Metrics For Free: SQL Server Monitoring With Telegraf

Not too long ago, I had the opportunity to put into place a free solution for monitoring SQL Server instances. I saw Tracy’s series on collecting performance metrics InfluxDB + Telegraf + Grafana, and then I saw her talk on the topic (Collecting Performance Metrics), but until I implemented it myself, I couldn’t believe how easy it was. I thought it was going to take two or three days of hard work to get done, but I had everything going within a few hours.

Let’s walk through the process together.

Step 1: We Need a Database

The first piece of the puzzle is a place to host InfluxDB, an open source time series database.

Step 1A: We Need a Server

My customer is running most of their infrastructure in Azure, so I spun up a Linux-based host running Ubuntu. This doesn’t need to be a big server: I’m using a Standard D2s v3 (2 vCPUs, 8 GB of RAM) on a 100GB Premium SSD to host 5 servers, and my CPU never gets above 2%. This is the most expensive line item and will run about $70 or so a month in the East US region if you pay as you go and as little as $27 a month if you reserve for three years.

For a bigger environment, Tracy’s advice for 500 servers is 8 vCPUs and 32 GB of RAM.

Step 1B: We Need InfluxDB

Tracy shows how to install with CentOS but if you prefer Ubuntu (as I do), you’ll have to change a couple of things around. The installation instructions are pretty easy if you’ve worked with Linux before, so I won’t dally there.

Step 2: We Need Pretty Pictures

While you’re tooling around on that Linux VM, you should also install Grafana, a great tool for analytics and monitoring. Here are a couple examples of dashboards that you’ll get with this solution. First up is the instances at a glance dashboard:

Instances at a glance. 70% CPU? Just fine. Nothing to see here.

Next up is details on a specific instance, which let you look at activity, memory utilization, waits, CPU load, I/O load, etc.

A snippet of instance details.

Installing Grafana is easy. Tracy has scripts for CentOS or other Red Hat-based distributions and the Grafana website has step-by-step instructions for installing on Ubuntu or Debian-based distributions.

Step 3: We Need an Agent

InfluxDB is going to store all of your metrics and Grafana is going to display all of them, but we need one more piece of the puzzle: an agent to send metrics to InfluxDB at fixed intervals. That’s what Telegraf does. Grab the stable version of Telegraf or the Windows nightly if you’re feeling lucky. Unzip the archive and you’ll see two files: telegraf.conf and telegraf.exe.
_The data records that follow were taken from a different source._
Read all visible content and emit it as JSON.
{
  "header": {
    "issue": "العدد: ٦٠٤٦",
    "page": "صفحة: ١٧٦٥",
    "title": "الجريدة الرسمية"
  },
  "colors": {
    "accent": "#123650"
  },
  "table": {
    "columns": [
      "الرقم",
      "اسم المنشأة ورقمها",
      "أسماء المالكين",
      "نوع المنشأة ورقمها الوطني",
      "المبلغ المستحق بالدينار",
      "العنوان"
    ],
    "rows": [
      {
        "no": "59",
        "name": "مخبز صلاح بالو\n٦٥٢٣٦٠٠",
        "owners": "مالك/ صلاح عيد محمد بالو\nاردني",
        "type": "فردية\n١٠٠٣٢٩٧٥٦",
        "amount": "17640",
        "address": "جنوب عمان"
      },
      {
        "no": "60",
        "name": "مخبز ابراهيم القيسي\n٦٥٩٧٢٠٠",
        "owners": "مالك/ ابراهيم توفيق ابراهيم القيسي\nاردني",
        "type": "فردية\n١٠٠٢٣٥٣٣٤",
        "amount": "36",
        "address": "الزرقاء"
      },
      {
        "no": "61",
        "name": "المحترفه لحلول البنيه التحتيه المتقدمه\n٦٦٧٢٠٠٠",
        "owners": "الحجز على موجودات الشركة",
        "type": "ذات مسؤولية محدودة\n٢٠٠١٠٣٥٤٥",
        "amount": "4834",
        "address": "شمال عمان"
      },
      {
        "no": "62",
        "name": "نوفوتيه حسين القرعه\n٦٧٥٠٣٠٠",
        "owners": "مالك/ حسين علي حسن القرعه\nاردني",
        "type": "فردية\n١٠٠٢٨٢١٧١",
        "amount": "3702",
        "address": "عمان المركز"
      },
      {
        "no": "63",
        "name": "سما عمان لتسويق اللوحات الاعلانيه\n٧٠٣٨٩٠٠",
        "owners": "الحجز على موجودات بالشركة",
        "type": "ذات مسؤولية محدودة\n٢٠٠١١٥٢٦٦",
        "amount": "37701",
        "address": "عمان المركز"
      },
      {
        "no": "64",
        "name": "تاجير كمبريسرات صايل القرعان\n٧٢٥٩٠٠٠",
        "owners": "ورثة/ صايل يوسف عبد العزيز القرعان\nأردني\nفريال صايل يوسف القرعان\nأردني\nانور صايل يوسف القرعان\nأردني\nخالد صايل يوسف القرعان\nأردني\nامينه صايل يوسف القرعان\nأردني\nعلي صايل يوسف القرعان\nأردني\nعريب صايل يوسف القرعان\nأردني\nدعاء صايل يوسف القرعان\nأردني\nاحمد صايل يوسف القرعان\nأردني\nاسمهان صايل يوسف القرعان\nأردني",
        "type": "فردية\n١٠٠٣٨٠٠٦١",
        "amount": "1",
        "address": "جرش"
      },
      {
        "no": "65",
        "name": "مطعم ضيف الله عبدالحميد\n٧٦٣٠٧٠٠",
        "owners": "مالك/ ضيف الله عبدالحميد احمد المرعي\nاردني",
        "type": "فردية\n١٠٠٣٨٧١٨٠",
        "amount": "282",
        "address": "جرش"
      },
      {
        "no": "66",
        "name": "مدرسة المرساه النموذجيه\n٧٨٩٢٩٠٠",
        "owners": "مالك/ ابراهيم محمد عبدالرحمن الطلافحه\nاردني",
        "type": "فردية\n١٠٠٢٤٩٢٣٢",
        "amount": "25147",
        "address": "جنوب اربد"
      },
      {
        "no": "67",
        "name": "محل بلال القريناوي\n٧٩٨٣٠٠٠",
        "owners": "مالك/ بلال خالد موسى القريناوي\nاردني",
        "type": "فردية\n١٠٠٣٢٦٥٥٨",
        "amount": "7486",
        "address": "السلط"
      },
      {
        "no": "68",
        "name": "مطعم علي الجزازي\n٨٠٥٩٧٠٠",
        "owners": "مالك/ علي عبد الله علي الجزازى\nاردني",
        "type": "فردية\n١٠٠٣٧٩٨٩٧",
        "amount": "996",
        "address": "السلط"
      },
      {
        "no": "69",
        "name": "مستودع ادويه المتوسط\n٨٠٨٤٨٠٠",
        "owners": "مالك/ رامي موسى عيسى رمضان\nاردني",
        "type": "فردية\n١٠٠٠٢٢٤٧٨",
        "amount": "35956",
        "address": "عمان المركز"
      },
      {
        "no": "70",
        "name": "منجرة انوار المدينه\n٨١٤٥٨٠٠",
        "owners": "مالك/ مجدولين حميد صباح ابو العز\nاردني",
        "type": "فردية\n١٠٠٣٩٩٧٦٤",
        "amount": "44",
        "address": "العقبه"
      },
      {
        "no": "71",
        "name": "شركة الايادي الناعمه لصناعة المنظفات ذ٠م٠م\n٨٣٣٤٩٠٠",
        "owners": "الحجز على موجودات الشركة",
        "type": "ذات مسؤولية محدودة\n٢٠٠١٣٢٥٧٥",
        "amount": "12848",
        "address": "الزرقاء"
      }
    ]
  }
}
Here are the changes I made to my telegraf.conf file:

  • In [[outputs.influxdb]] there is a section for URLs. Add your InfluxDB URL in a format like urls = ["http://10.10.10.10:8086"], replacing the IP address with your own. Your Telegraf agents need to be able to communicate with InfluxDB and by default, that’s over port 8086 but you can configure that port if you really need it to change.
  • Still in [[outputs.influxdb]], I have uncommented the following lines: retention_policy = "", write_consistency = "any", and timeout = "5s".
  • I added input plugins and shamelessly stole the code from Tracy. Here’s what that section looks like:
###############################################################################
#                            INPUT PLUGINS                                    #
###############################################################################
[[inputs.sqlserver]]
  servers = [
    "Server=localhost;Port=1433;User Id=telegraf;Password=<YOURPASSWORD>;app name=telegraf;log=1;",
  ]
  #
  ## Optional parameter, setting this to two will use a new version
  ## of the collection queries that break compatibility with the original
  ## dashboards. 
  query_version = 2
  ## If you are using AzureDB, setting this to True will gather resource utilization metrics
  # azuredb = False
  ## If you would like to exclude some of the metrics queries, list them here
  # exclude_query = [ 'PerformanceCounters','WaitStatsCatagorized' ]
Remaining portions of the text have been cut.